I have a server process running on a Windows box that spawns tclsh processes which do some work and then exit. Most of the time, all is well. However, sometimes the server gets back the wrong exit code from the subprocess. Other times, the subprocess never ends at all, despite the fact that the script ended. When I've snooped those orphan processes with the Process Explorer, I've seen a thread sitting there just spinning in what looks like some NT library call. Out of tens of thousands of tclsh processes, you might not see it happen, and I'd never been able to get it to happen on purpose so I could trap it and see what was going on. Nowadays, my Tcl scripts are using TclBlend to run some Java code, and about a year ago I discovered that if used the Java exit (e.g., from Tcl, java::call System exit $code), then the problems did not happen anymore. I had assumed that something in the Tcl cleanup on exit was the cause of my problem, and the Java call was skipping it. I never noticed any ill effects from doing this, so I left it that way. (Note that the exit problems predate the use of TclBlend in the application, so I am pretty sure that library at least is not the cause of the problems!)
This week, though, I was using a TCL_MEM_DEBUG build to try to track down the source of a "TclStackFree: incorrect freePtr. Call out of sequence?" message. In doing some basic sanity tests with that build before I tried to use it with the application, I discovered that no matter what I did, that build always returned an exit code of 0 to the parent process. However, if I configured with the --disable-shared option, I always got the right exit status. I compared both of those builds in the debugger, and I found out that Tcl was completing its cleanup fully in both cases and passing the correct error code to the real "exit" call, but in one case it was getting lost before the process really ended.

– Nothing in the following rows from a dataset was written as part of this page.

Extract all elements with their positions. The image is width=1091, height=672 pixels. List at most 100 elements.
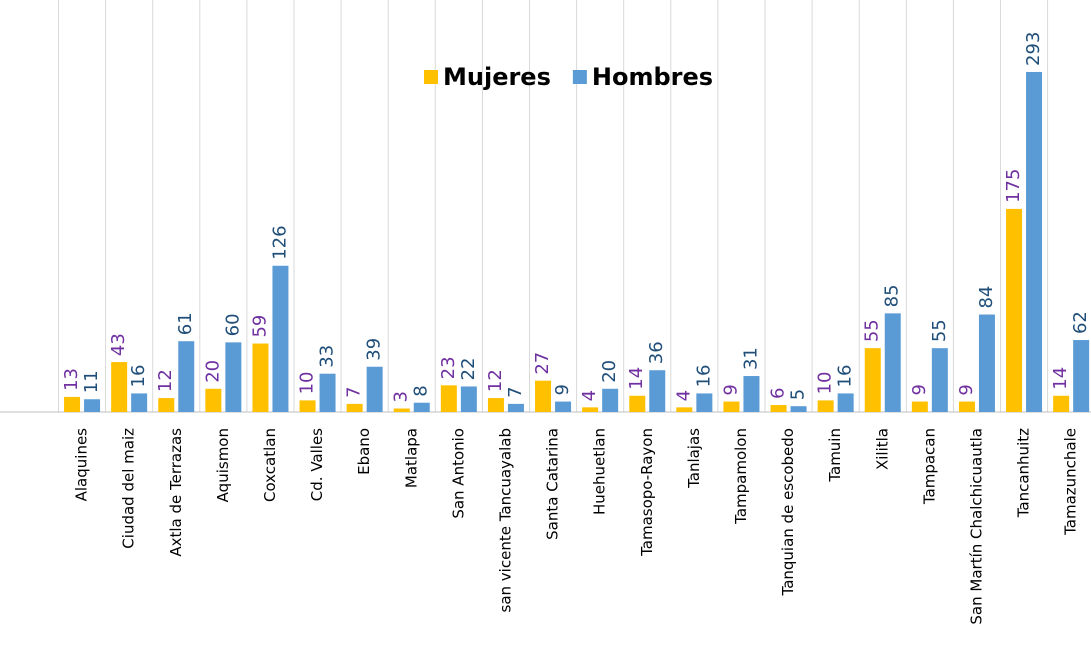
bar: [1073, 340, 1090, 412]
data-label: 9: [552, 384, 573, 395]
x-tick-label: Cd. Valles: [308, 428, 326, 501]
data-label: 7: [505, 386, 526, 397]
x-tick-label: Tampamolon: [732, 428, 750, 525]
bar: [225, 342, 242, 412]
data-label: 22: [458, 358, 479, 381]
x-tick-label: Ebano: [355, 428, 373, 475]
data-label: 16: [835, 365, 856, 388]
bar: [931, 348, 948, 412]
data-label: 27: [532, 352, 553, 375]
bar: [817, 400, 834, 412]
bar: [837, 393, 854, 412]
bar: [1026, 71, 1043, 413]
x-tick-label: Huehuetlan: [591, 428, 609, 515]
data-label: 6: [768, 388, 789, 399]
data-label: 12: [485, 369, 506, 392]
x-tick-label: Tamasopo-Rayon: [638, 428, 656, 557]
bar: [649, 370, 666, 412]
data-label: 11: [81, 370, 102, 393]
bar: [440, 385, 457, 412]
x-tick-label: San Antonio: [449, 428, 467, 519]
bar: [64, 396, 81, 412]
legend: Mujeres Hombres: [424, 63, 713, 91]
data-label: 14: [1050, 367, 1071, 390]
data-label: 31: [740, 347, 761, 370]
data-label: 85: [882, 284, 903, 307]
bar: [958, 401, 975, 412]
bar: [131, 393, 148, 412]
bar: [602, 388, 619, 412]
data-label: 9: [720, 384, 741, 395]
bar: [111, 362, 128, 412]
x-tick-label: Tamazunchale: [1062, 428, 1080, 536]
x-tick-label: San Martín Chalchicuautla: [967, 428, 985, 625]
data-label: 39: [364, 338, 385, 361]
data-label: 16: [128, 365, 149, 388]
data-label: 7: [344, 386, 365, 397]
bar: [676, 407, 693, 412]
bar: [911, 401, 928, 412]
data-label: 12: [155, 369, 176, 392]
bar: [864, 348, 881, 412]
bar: [1006, 208, 1023, 412]
legend-swatch: [424, 70, 438, 84]
data-label: 9: [956, 384, 977, 395]
data-label: 20: [202, 360, 223, 383]
x-tick-label: Axtla de Terrazas: [167, 428, 185, 557]
bar: [205, 388, 222, 412]
bar: [272, 265, 289, 412]
data-label: 8: [411, 385, 432, 396]
data-label: 20: [599, 360, 620, 383]
bar: [413, 402, 430, 412]
x-tick-label: Tampacan: [920, 428, 938, 505]
bar: [555, 401, 572, 412]
data-label: 126: [269, 225, 290, 259]
data-label: 61: [175, 312, 196, 335]
legend-swatch: [572, 70, 587, 84]
bar: [790, 406, 807, 412]
data-label: 10: [297, 371, 318, 394]
bar: [84, 399, 101, 412]
bar: [252, 343, 269, 412]
x-tick-label: Coxcatlan: [261, 428, 279, 502]
data-label: 14: [626, 367, 647, 390]
data-label: 33: [317, 345, 338, 368]
bar: [460, 386, 477, 412]
bar: [299, 400, 316, 412]
data-label: 36: [646, 341, 667, 364]
bar: [366, 366, 383, 412]
bar: [158, 398, 175, 412]
bar: [629, 395, 646, 412]
data-label: 59: [249, 315, 270, 338]
data-label: 3: [391, 391, 412, 402]
bar: [770, 405, 787, 412]
x-tick-label: san vicente Tancuayalab: [496, 428, 514, 612]
bar: [487, 398, 504, 412]
x-tick-label: Aquismon: [214, 428, 232, 502]
bar: [507, 403, 524, 412]
data-label: 55: [862, 319, 883, 342]
data-label: 62: [1070, 311, 1091, 334]
data-label: 84: [976, 286, 997, 309]
data-label: 13: [61, 368, 82, 391]
bar: [696, 393, 713, 412]
data-label: 4: [579, 390, 600, 401]
data-label: 55: [929, 319, 950, 342]
legend-label: Mujeres: [443, 63, 551, 91]
x-tick-label: Tancanhuitz: [1015, 428, 1033, 518]
data-label: 23: [438, 356, 459, 379]
data-label: 60: [222, 313, 243, 336]
x-tick-label: Xilitla: [873, 428, 891, 470]
x-tick-label: Ciudad del maiz: [120, 428, 138, 549]
bar: [723, 401, 740, 412]
data-label: 175: [1003, 169, 1024, 203]
bar: [178, 341, 195, 412]
bar: [978, 314, 995, 412]
bar: [743, 376, 760, 412]
x-tick-label: Tamuin: [826, 428, 844, 483]
bar: [884, 313, 901, 412]
bar: [535, 380, 552, 412]
bar: [319, 373, 336, 412]
data-label: 10: [815, 371, 836, 394]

This led me to go learn more than I wanted to know about Windows and how it attempts to terminate processes, but the long and the short of it is that unless you call TerminateProcess, Windows tries to be nice and let things clean up properly, and that can have the effect of the exit code being changed or the process not even ending. They strongly discourage the use of TerminateProcess because it doesn't allow loaded DLLs a chance to execute their cleanup code, but they also say that even if you exit nicely that DLL cleanup code gets no guarantees that any of its data structures are in a consistent state.
I found an old bug report at Sun's Java site stating that they use TerminateProcess on Windows because it's the only way to guarantee that the process ends, so that explains why calling the Java exit command seemed to help me. So that's the question. Is it safe to replace exit(code) with TerminateProcess(GetCurrentProcess(), code) in the Windows version of Tcl? I've done this in my copy, and it's working fine with all my tests.